This was beef Wellington and baked potatoes served in the Motor Bar at the old Book-Cadillac Hotel, closed to the public that day. Shamefacedly, Kubicek asked the production’s leading lady, recruited from one of his wife’s favorite soap operas, for her autograph, which she gracefully granted on a paper napkin over her vegetarian plate. While he was waiting, an assistant director even smaller than Corky shoved him aside to deliver a message to the actress, then manhandled him again on his way out. Kubicek resisted the urge to break the little turd in half.

With an hour to go before they lost the light, the company was ready to shoot its first scene, a shrieking, arm-flinging argument between the soap girl and the
Godfather
guy in front of the statue of the Spirit of Detroit outside the entrance to the City-County Building. Of the three, Kubicek thought the great sculpture, a muscular giant holding a man, woman, and child in one hand and a sunburst symbolizing Industrial

Progress in the other, was the best actor; but he supposed they did something back at the studio to improve the scene. After two takes, Corky stopped the cameras and asked three of the uniformed city officers working Crowd Control if they would mind being in the background.

“Doing what?” This from Horace Hyde, a Traffic Bureau cop Kubicek knew slightly. He had silver temples and a horseshoe moustache just this side of regulation.

“Just walking through. The scene needs a note of realism.”

“Well, we’re on duty.”

“It’ll just take a few minutes. Your commissioner offered us the complete cooperation of the police department. I’m sure he won’t mind.”

“I don’t know.”

“I’ll see you get tickets to the premiere. Think how proud your wife will be to see you up on the screen.”

“I’m divorced.”

“Your girlfriend, then. Don’t tell me a big strapping hunk like you doesn’t have to beat them off with your baton.”

“I guess it’s okay.”

“Great. This is Grace, our wardrobe supervisor. She’ll put you in a nice suit.”

“What’s wrong with my uniform?”

“You’ve got plainclothesman all over you. Surely your boss sees that. A forty-four long, I think, Grace. Make sure there’s room for a shoulder holster.”

This was Kubicek’s job. “Corky, the department doesn’t much use shoulder holsters any more.

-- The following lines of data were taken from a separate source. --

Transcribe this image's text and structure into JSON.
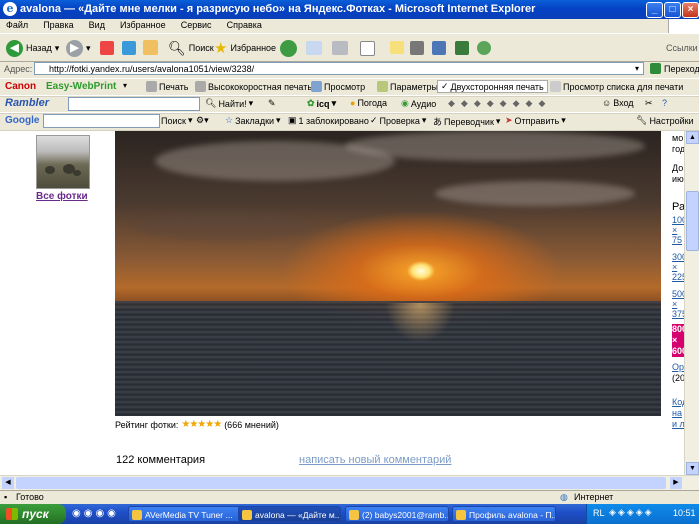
{
  "window": {
    "title": "avalona — «Дайте мне мелки - я разрисую небо» на Яндекс.Фотках - Microsoft Internet Explorer",
    "minimize": "_",
    "maximize": "□",
    "close": "×"
  },
  "menu": [
    "Файл",
    "Правка",
    "Вид",
    "Избранное",
    "Сервис",
    "Справка"
  ],
  "toolbar": {
    "back": "Назад",
    "search": "Поиск",
    "favorites": "Избранное",
    "links": "Ссылки"
  },
  "address": {
    "label": "Адрес:",
    "url": "http://fotki.yandex.ru/users/avalona1051/view/3238/",
    "go": "Переход"
  },
  "canon_bar": {
    "brand": "Canon",
    "product": "Easy-WebPrint",
    "print": "Печать",
    "hq_print": "Высококоростная печать",
    "preview": "Просмотр",
    "params": "Параметры",
    "duplex": "Двухсторонняя печать",
    "print_list": "Просмотр списка для печати"
  },
  "rambler_bar": {
    "logo": "Rambler",
    "find": "Найти!",
    "icq": "icq",
    "weather": "Погода",
    "audio": "Аудио",
    "login": "Вход"
  },
  "google_bar": {
    "logo": "Google",
    "search": "Поиск",
    "bookmarks": "Закладки",
    "blocked": "1 заблокировано",
    "check": "Проверка",
    "translate": "Переводчик",
    "send": "Отправить",
    "settings": "Настройки"
  },
  "page": {
    "all_photos": "Все фотки",
    "rating_label": "Рейтинг фотки:",
    "rating_stars": 5,
    "rating_count": "(666 мнений)",
    "comments_count": "122 комментария",
    "write_comment": "написать новый комментарий"
  },
  "right_column": {
    "t1": "мо",
    "t2": "год",
    "t3": "До",
    "t4": "июн",
    "t5": "Ра",
    "s1": [
      "100",
      "×",
      "75"
    ],
    "s2": [
      "300",
      "×",
      "225"
    ],
    "s3": [
      "500",
      "×",
      "375"
    ],
    "s4": [
      "800",
      "×",
      "600"
    ],
    "orig": "Ори",
    "orig2": "(20-",
    "code": [
      "Код",
      "на",
      "и л"
    ]
  },
  "statusbar": {
    "status": "Готово",
    "zone": "Интернет"
  },
  "taskbar": {
    "start": "пуск",
    "tasks": [
      "AVerMedia TV Tuner ...",
      "avalona — «Дайте м...",
      "(2) babys2001@ramb...",
      "Профиль avalona - П..."
    ],
    "lang": "RL",
    "clock": "10:51"
  },
  "colors": {
    "title_blue": "#0442c4",
    "link": "#1f5aa6",
    "star": "#f0a500",
    "badge": "#d6006e"
  }
}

They’re uncomfortable as hell and it’s a bitch to get your gun out in a hurry when you have to. This is standard.” He unclipped the belt rig from behind his right kidney and showed the director his standard issue .38 in its shiny black sheath. (Imitation alligator, $29.95 from the
Police Times
catalogue plus $1.95postage and handling.)

Corky laid a hand on Kubicek’s upper arm. “Thanks, Paul. It is Paul?” The sergeant nodded. “Paul, I’ve got the same hard-on for realism as you. I’m shooting for mean and gritty. I mean, this ain’t
Adam 12:
‘Take the license out of your wallet, please, lady. By the way, Jim, how’s your hemorrhoids?’ But the studio’s competing with double-oh-seven. Art?”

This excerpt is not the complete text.